Des médias internationaux, dont l'Agence France-Presse, et des organismes de protection des journalistes ont présenté jeudi à New York des «règles de sécurité pour les pigistes en zone hostile», en réponse à la vague d'enlèvements et d'assassinats dont ils ont été victimes récemment.

Le document, qui appelle à la mise en place de «pratiques et principes de sécurité globaux», édicte sept règles de base à respecter lorsque les médias signataires font travailler des journalistes locaux, des pigistes ou leurs propres reporters dans des environnements dangereux.
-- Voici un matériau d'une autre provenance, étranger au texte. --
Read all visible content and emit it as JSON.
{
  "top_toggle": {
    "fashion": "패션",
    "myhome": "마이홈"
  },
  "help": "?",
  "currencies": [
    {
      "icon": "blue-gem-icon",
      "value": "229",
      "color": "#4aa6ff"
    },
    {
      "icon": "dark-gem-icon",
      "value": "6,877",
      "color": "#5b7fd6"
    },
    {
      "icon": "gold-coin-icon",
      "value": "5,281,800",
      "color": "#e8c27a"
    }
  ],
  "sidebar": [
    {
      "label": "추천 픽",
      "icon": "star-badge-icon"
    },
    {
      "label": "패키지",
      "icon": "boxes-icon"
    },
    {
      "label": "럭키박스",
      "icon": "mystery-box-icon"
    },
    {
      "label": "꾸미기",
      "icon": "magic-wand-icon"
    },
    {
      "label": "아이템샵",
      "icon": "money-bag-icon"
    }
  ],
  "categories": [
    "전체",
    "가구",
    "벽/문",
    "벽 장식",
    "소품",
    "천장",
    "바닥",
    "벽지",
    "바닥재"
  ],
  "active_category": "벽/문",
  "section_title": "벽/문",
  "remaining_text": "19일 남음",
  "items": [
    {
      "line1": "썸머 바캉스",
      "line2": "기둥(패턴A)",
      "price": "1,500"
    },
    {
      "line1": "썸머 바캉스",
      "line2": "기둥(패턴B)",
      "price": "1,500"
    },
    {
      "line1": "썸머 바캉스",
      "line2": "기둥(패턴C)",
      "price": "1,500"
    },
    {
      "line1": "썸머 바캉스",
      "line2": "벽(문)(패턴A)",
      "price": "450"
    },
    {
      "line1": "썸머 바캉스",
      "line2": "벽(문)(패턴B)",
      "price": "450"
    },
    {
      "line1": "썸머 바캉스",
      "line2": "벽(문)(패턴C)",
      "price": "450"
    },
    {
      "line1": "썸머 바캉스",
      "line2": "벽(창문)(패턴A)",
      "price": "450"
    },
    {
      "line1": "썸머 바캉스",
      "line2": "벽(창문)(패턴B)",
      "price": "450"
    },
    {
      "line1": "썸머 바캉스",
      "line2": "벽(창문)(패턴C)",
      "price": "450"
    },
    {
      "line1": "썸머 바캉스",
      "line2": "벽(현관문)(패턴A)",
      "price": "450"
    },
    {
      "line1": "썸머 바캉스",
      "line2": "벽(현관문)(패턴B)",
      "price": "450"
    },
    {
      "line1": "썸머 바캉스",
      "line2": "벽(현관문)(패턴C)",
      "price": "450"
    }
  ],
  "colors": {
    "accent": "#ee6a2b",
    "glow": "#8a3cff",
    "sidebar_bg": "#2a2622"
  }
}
Avant d'aller couvrir un conflit ou une région touchée par une épidémie, par exemple, les journalistes devront avoir suivi une «formation aux premiers secours et au travail en milieu hostile».

Ils devront disposer d'une couverture médicale «valable dans les zones de conflit et les régions où existe un risque de contracter des maladies contagieuses» et d'équipement de protection «comme des gilets pare-balles et des casques».

En outre, les médias ont une «responsabilité morale» vis-à-vis des journalistes qu'ils emploient dans des zones dangereuses, «tant que les pigistes se conforment aux règles et aux instructions données par ces médias».

Outre l'AFP, la liste des signataires comprend les agences Associated Press (AP) et Reuters, la BBC, Bloomberg ainsi que Reporters sans Frontières (RSF), le Comité de protection des Journalistes (CPJ) et le Centre Pulitzer sur le reportage de crise.

«Il s'agit de la première étape dans un mouvement qui, comme nous l'espérons, permettra des avancées concrètes pour améliorer la sécurité des pigistes de tous les pays, mais aussi des journalistes locaux qui jouent un rôle crucial dans la couverture de zones à risque et sont les premiers à souffrir de la violence contre les journalistes à travers le monde», a déclaré David Millikin, Directeur régional de l'AFP pour l'Amérique du Nord.

Cet accord, présenté à l'École de journalisme de l'université Columbia à New York, est le fruit de discussions lancées en septembre dernier entre les responsables de grands médias, et qui ont ensuite inclus les associations de pigistes et les défenseurs de la liberté de la presse.

«Bon début»

Dans son classement annuel publié jeudi, Reporters sans Frontières a noté une «régression brutale» de la liberté de la presse en 2014, conséquence notamment de l'action de groupes comme l'État islamique et les islamistes nigérians de Boko Haram.

«En 2014, de nombreux États et acteurs non étatiques ont utilisé l'information comme arme de guerre», explique RSF, à l'instar de l'EI qui n'a pas hésité à diffuser des vidéos montrant la décapitation de journalistes enlevés par les jihadistes.

Le pigiste américain James Foley, premier otage américain décapité par l'EI le 19 août après plus d'un an et demi de détention, s'est ainsi transformé en symbole de la nouvelle réalité affrontée par ces reporters.

James Foley avait notamment couvert la rébellion contre le président syrien Bachar al-Assad pour l'AFP ou le groupe de presse américain GlobalPost.

Un peu plus tard, les djihadistes ont diffusé l'exécution de Steven Sotloff, un autre pigiste américain.

Ces assassinats «représentent une menace fondamentale contre les professionnels de l'information, mais aussi contre le journaliste indépendant», font valoir les signataires de la charte présentée à Columbia.

«À l'heure où les journalistes affrontent des risques de plus en plus grands pour collecter les informations dont le monde a besoin, il est crucial de mettre en place de meilleures pratiques qui leur permettent de faire leur travail de la façon la plus sûre possible», a indiqué Kathleen Carroll, Directrice de l'information d'AP.

Pour Vaughan Smith, président de l'association Frontline Freelancer Register, qui représente 500 pigistes à travers le monde, le document est «un bon début dans un processus qui garantira le respect, la dignité, la protection et, in fine, le juste salaire que les pigistes méritent».